Achievement is a funny animal; it is ultimately a feeling; otherwise, why would we build statues to declare it to the world if we truly believed in the legacy entombed?

For Federal employees and U.S. Postal workers who suffer from a medical condition such that the medical condition no longer allows the Federal or Postal employee to perform all of the essential elements of one’s Federal or Postal job, perhaps the achievements one had hoped for in one’s career are no longer achievable, and thus the “legacy” of achievement is no longer possible.

In that event, the Federal or Postal worker needs to reconsider the values once sought, and to re-prioritize the goals pursued.  Perhaps “health” was not part of the original list, but should be; and that is where an effective preparation of a Federal Disability Retirement application comes into play: One’s career was never the legacy to achieve; it was merely down on the list of priorities to be sought, where one’s health and well-being should have been higher on the list to begin with.

Sincerely,

Robert R. McGill
FERS Disability Lawyer

 

FERS Disability Retirement: Night wanderings

Ever open your eyes in the middle of the night and, instead of falling quickly back to sleep, allow for the eyes to wander across the silent room where others are still and asleep — the dog on the floor (or perhaps curled at the foot of the bed where human warmth has gathered for the pure comfort serving the creature) and the partner beside; the quiet glow of the digital numbers in bold red reflection; the pictures on the walls — though you “know” what they depict, the shadows hide them, and yet you believe you “see” them because familiarity arouses the imagination even in darkness; and the squeezing sense of silence so overpowering that you wonder about the universe at large and who, like yourself, is awakened by silence itself?

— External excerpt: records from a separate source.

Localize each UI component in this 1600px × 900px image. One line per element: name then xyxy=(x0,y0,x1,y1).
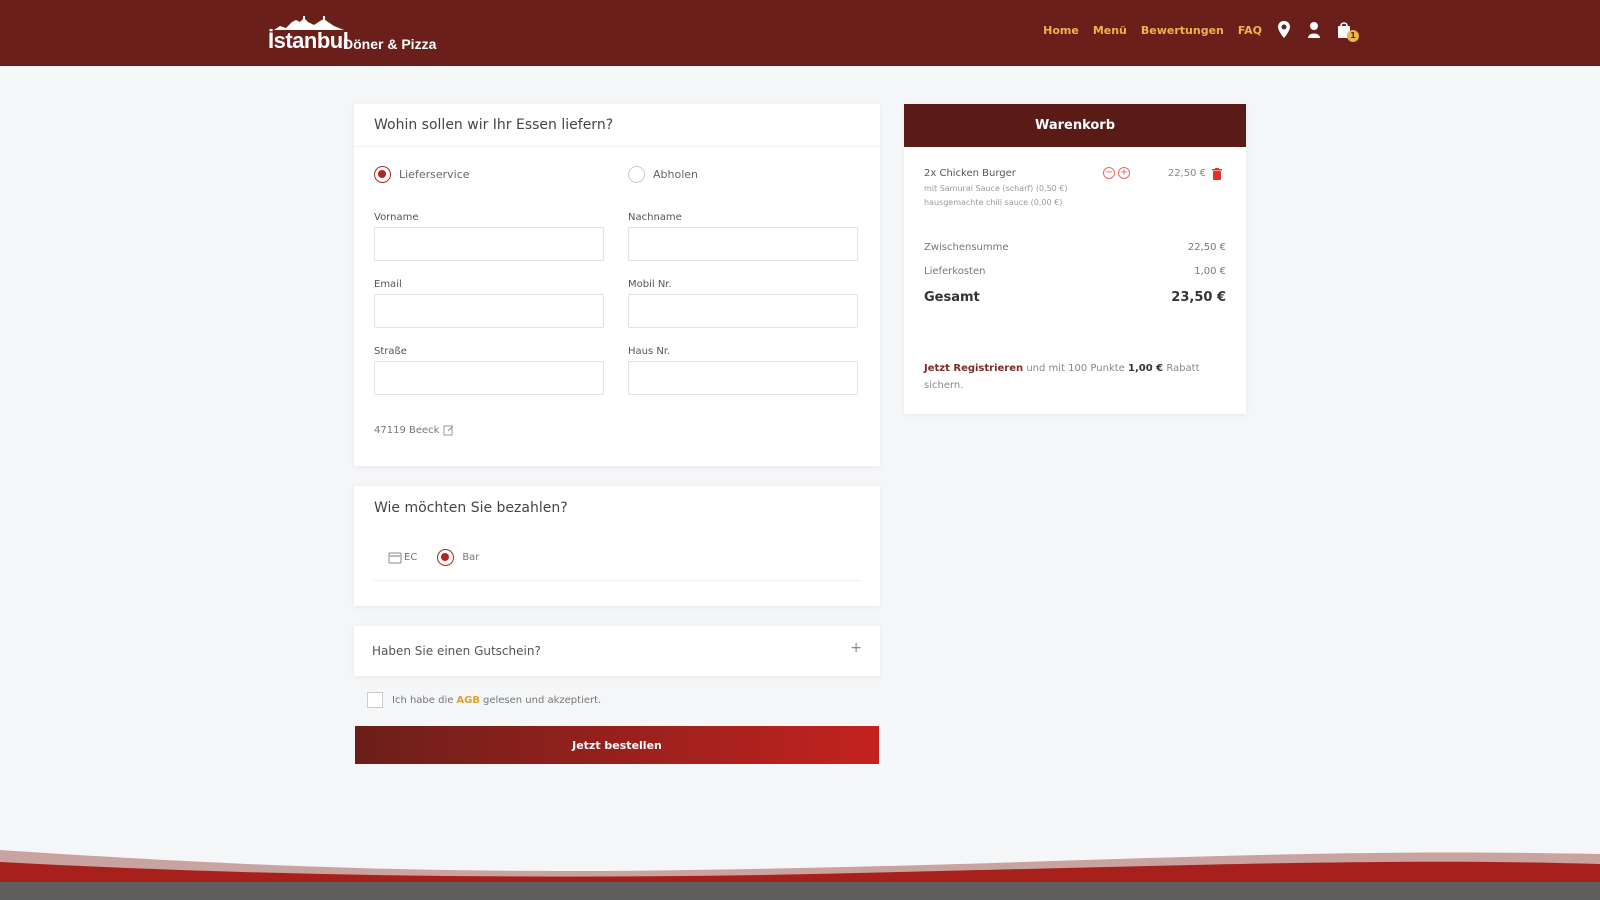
cart-count-badge: 1 xyxy=(1347,30,1359,42)
subtotal-row: Zwischensumme 22,50 € xyxy=(924,242,1226,253)
delivery-title: Wohin sollen wir Ihr Essen liefern? xyxy=(374,117,614,133)
voucher-toggle[interactable]: Haben Sie einen Gutschein? + xyxy=(354,626,880,676)
payment-card: Wie möchten Sie bezahlen? EC Bar xyxy=(354,486,880,606)
cart-item-option: mit Samurai Sauce (scharf) (0,50 €) xyxy=(924,184,1068,193)
voucher-label: Haben Sie einen Gutschein? xyxy=(372,644,541,658)
promo-amount: 1,00 € xyxy=(1128,363,1164,374)
shopping-bag-icon[interactable]: 1 xyxy=(1336,20,1359,42)
field-label: Nachname xyxy=(628,212,682,223)
postal-code-text: 47119 Beeck xyxy=(374,424,440,436)
agb-text-before: Ich habe die xyxy=(392,694,454,706)
edit-icon xyxy=(443,425,454,436)
payment-label: EC xyxy=(404,552,418,563)
radio-abholen[interactable]: Abholen xyxy=(628,166,698,183)
delivery-cost-value: 1,00 € xyxy=(1194,266,1226,277)
footer-wave xyxy=(0,850,1600,900)
payment-method-group: EC Bar xyxy=(388,549,499,566)
payment-label: Bar xyxy=(462,552,480,563)
strasse-input[interactable] xyxy=(374,361,604,395)
total-label: Gesamt xyxy=(924,290,980,305)
payment-option-bar[interactable]: Bar xyxy=(437,549,479,566)
postal-code-area[interactable]: 47119 Beeck xyxy=(374,424,455,436)
main-nav: Home Menü Bewertungen FAQ 1 xyxy=(1029,18,1359,42)
cart-item-price: 22,50 € xyxy=(1167,168,1206,179)
email-field: Email xyxy=(374,279,604,328)
mobil-input[interactable] xyxy=(628,294,858,328)
radio-label: Lieferservice xyxy=(399,168,470,181)
brand-name: İstanbul xyxy=(268,28,349,53)
nachname-input[interactable] xyxy=(628,227,858,261)
user-icon[interactable] xyxy=(1306,20,1322,40)
delivery-method-group: Lieferservice Abholen xyxy=(374,166,860,186)
field-label: Straße xyxy=(374,346,407,357)
strasse-field: Straße xyxy=(374,346,604,395)
hausnr-field: Haus Nr. xyxy=(628,346,858,395)
delivery-cost-row: Lieferkosten 1,00 € xyxy=(924,266,1226,277)
agb-text-after: gelesen und akzeptiert. xyxy=(482,694,602,706)
register-promo: Jetzt Registrieren und mit 100 Punkte 1,… xyxy=(924,360,1226,394)
subtotal-label: Zwischensumme xyxy=(924,242,1009,253)
order-button[interactable]: Jetzt bestellen xyxy=(355,726,879,764)
nachname-field: Nachname xyxy=(628,212,858,261)
total-row: Gesamt 23,50 € xyxy=(924,290,1226,305)
payment-title: Wie möchten Sie bezahlen? xyxy=(374,500,568,516)
radio-lieferservice[interactable]: Lieferservice xyxy=(374,166,470,183)
divider xyxy=(374,580,860,581)
plus-icon: + xyxy=(850,640,862,656)
subtotal-value: 22,50 € xyxy=(1187,242,1226,253)
plus-icon[interactable]: + xyxy=(1118,167,1130,179)
brand-subtitle: Döner & Pizza xyxy=(343,36,437,52)
email-input[interactable] xyxy=(374,294,604,328)
mobil-field: Mobil Nr. xyxy=(628,279,858,328)
field-label: Haus Nr. xyxy=(628,346,671,357)
register-link[interactable]: Jetzt Registrieren xyxy=(924,363,1023,374)
radio-unselected-icon xyxy=(628,166,645,183)
cart-item-option: hausgemachte chili sauce (0,00 €) xyxy=(924,198,1063,207)
hausnr-input[interactable] xyxy=(628,361,858,395)
nav-reviews[interactable]: Bewertungen xyxy=(1141,24,1224,37)
nav-faq[interactable]: FAQ xyxy=(1238,24,1262,37)
total-value: 23,50 € xyxy=(1171,290,1226,305)
field-label: Email xyxy=(374,279,402,290)
field-label: Vorname xyxy=(374,212,419,223)
agb-link[interactable]: AGB xyxy=(456,695,480,706)
delivery-cost-label: Lieferkosten xyxy=(924,266,986,277)
radio-selected-icon xyxy=(437,549,455,566)
vorname-field: Vorname xyxy=(374,212,604,261)
minus-icon[interactable]: − xyxy=(1103,167,1115,179)
nav-menu[interactable]: Menü xyxy=(1093,24,1127,37)
delivery-card: Wohin sollen wir Ihr Essen liefern? Lief… xyxy=(354,104,880,466)
cart-panel: Warenkorb 2x Chicken Burger mit Samurai … xyxy=(904,104,1246,414)
cart-title: Warenkorb xyxy=(904,104,1246,147)
radio-selected-icon xyxy=(374,166,391,183)
location-pin-icon[interactable] xyxy=(1276,20,1292,40)
payment-option-ec[interactable]: EC xyxy=(388,552,417,564)
cart-item: 2x Chicken Burger mit Samurai Sauce (sch… xyxy=(924,167,1226,207)
vorname-input[interactable] xyxy=(374,227,604,261)
trash-icon[interactable] xyxy=(1212,168,1222,180)
field-label: Mobil Nr. xyxy=(628,279,672,290)
nav-home[interactable]: Home xyxy=(1043,24,1079,37)
card-icon xyxy=(388,552,402,563)
quantity-controls: − + xyxy=(1100,167,1130,179)
agb-consent: Ich habe die AGB gelesen und akzeptiert. xyxy=(367,692,601,708)
promo-text: und mit 100 Punkte xyxy=(1026,363,1125,374)
agb-checkbox[interactable] xyxy=(367,692,383,708)
top-bar: İstanbul Döner & Pizza Home Menü Bewertu… xyxy=(0,0,1600,66)
radio-label: Abholen xyxy=(653,168,699,181)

It is in those moments that, just before the panic of realization sets in that tomorrow is just a few hours away, we realize that mortality is a condition we must face; that the child’s imagination cannot revisit yesterday’s remorse; and the saddest of all truisms: For the most part, this is a cruel and uncaring universe.  Where do such thoughts originate?  Is it just the dream-world when sleep battles with sanity and one’s night wanderings will not suppress the bustle of the day’s meanderings?

Perhaps clarity comes in the wake of slumber’s twilight; whatever the phenomenon, night wanderings bring one into the netherworld of the “in-between”, where reality is not quite recognized and a dream is not ever fulfilled.  That is the type of experience that the Federal and Postal worker experiences when confronted with a medical condition that impacts one’s ability and capacity to perform all of the essential elements of one’s Federal or Postal position: not quite in the reality of the world’s harshness, not yet tested by the Agency’s or Postal Service’s full force of cruelty and uncaring.

Will they put me on a PIP?  Will they require a “Fitness for Duty” evaluation?  What happens when my FMLA is exhausted?  Will the agency just cut me off?

It becomes clear at some point that the Federal Agency and the Postal Service are not there as a friend or colleague looking out for your bests interests, and that you must initiate the process of looking out for yourself by preparing, formulating and filing an effective Federal Disability Retirement application, to be ultimately submitted to the U.S. Office of Personnel Management, whether you are under FERS, CSRS or CSRS Offset.

Those night wanderings often have the advantage of giving clarity to a reality beset with the quietude of pure silence, but then morning arrives and the clash of the day’s reality awakens within us the cruelty of the world around.